The inequality in asset ownership is even starker in the country. Even among the top 10%, not all households owned a car or two-wheeler, the survey of 61,000 households showed. It is only among the top percentile (or top 1%) that nearly all households owned either a car or a two-wheeler. Evidence from other sources corroborate such findings. According to the India Human Development Survey conducted by the National Council of Applied Economic Research (NCAER) in 2011-12, less than 3% of Indians owned five household assets typically associated with being “middle-class”: TV, motor vehicle, computer/laptop, cooler or AC, and refrigerator.
This means that access to such assets requires incomes which are significantly higher than India’s current per capita income levels.
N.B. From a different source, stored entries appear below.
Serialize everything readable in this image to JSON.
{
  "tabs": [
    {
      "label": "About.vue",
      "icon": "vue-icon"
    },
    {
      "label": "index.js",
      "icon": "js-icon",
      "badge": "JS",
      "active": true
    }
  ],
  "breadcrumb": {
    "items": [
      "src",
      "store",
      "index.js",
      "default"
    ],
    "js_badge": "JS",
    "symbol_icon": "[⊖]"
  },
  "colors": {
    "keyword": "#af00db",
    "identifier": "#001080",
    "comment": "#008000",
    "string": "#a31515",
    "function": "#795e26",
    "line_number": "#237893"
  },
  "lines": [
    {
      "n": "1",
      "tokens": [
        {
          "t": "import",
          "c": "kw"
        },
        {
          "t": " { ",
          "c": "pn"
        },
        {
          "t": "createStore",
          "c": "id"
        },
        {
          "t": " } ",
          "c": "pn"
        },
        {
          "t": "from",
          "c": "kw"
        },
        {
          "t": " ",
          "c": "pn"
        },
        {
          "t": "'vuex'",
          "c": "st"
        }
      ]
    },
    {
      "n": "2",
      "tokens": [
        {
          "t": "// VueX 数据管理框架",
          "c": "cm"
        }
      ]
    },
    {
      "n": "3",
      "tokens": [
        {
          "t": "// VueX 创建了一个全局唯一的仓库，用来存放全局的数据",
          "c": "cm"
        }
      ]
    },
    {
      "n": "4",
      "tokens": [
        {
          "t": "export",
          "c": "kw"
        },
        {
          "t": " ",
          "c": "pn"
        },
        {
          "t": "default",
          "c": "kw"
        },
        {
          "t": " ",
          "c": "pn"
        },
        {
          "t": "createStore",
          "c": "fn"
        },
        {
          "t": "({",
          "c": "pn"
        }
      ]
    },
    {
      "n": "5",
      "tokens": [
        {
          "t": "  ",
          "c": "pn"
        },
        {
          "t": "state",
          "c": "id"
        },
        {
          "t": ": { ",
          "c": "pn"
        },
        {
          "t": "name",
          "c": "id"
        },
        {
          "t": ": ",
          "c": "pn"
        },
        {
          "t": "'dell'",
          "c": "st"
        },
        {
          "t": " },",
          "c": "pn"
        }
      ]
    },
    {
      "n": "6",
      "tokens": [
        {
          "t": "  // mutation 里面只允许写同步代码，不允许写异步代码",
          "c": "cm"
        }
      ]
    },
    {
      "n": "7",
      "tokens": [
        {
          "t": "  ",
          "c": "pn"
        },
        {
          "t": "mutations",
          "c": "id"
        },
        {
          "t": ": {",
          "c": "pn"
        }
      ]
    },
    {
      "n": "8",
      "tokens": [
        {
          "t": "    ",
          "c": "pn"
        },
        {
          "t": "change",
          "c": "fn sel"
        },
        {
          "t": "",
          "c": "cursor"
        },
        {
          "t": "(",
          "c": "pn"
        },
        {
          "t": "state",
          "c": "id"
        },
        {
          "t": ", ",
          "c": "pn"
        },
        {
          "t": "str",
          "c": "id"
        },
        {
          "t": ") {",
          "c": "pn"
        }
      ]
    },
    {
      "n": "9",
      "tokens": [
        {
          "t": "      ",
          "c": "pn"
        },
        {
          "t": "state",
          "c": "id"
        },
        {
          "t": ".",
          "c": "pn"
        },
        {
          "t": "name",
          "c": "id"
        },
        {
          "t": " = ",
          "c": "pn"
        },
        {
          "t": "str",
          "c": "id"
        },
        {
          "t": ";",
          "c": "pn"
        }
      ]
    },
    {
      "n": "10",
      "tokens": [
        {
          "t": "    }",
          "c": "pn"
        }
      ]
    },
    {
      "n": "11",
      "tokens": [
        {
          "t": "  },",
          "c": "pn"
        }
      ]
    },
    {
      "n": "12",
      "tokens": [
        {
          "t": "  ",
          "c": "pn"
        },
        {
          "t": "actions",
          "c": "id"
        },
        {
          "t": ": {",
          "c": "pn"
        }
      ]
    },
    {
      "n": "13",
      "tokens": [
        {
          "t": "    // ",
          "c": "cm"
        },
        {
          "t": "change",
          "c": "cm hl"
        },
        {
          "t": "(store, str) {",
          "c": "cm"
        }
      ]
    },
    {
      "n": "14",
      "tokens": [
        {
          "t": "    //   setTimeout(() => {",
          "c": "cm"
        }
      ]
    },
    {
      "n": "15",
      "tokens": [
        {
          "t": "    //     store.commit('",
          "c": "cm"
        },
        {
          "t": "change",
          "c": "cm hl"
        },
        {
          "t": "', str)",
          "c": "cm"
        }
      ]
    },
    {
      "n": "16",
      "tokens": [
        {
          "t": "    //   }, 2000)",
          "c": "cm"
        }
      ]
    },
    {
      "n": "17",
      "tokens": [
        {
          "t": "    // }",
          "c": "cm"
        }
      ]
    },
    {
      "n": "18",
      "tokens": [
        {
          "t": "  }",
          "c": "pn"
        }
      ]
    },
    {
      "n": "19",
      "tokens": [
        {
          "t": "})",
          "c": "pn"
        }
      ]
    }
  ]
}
Unless the Niti Aayog is advocating a radical income redistribution program, “nearly all” Indian households won’t have access to such white goods even by 2031-32.
As the first chart shows, those in the second income quintile (bottom 20-40% of income distribution) enjoy a per capita income which is just 22% of the GDP per capita figure for India in 2015-16. For this income class to enjoy per capita income of Rs3.14 lakh in 2031—which might be what is needed to own white goods such as motor vehicles and coolers/AC—India’s per capita income would have to rise to Rs14.27 lakh by then.
This entails nearly a 14-fold jump in per capita incomes in almost as many years (or an 18% annual pace of per capita GDP growth), a feat which no country on earth has achieved throughout human history. Even during their most rapid phase of growth between 1965 and 1990, the so-called “miracle economies” of Asia such as South Korea and Taiwan did not experience per capita GDP growth beyond 6%.
Niti Aayog’s focus on growth is welcome but it would be better to hear from them how they propose to achieve higher growth rates rather than hear them weave fantasies of a “New India”. For instance, if India needs to catapult itself to a sustainable high-growth trajectory, it should find a way to revive the sluggish investment cycle. India is nowhere close to reaching investment levels which China had during its high-growth phase.
The Niti Aayog has had its share of problems with several chief ministers questioning its style of functioning and relevance. If the Niti Aayog has decided to ignore such concerns and make outlandish claims in the name of a vision document, it should be ready for barbs from economists as well.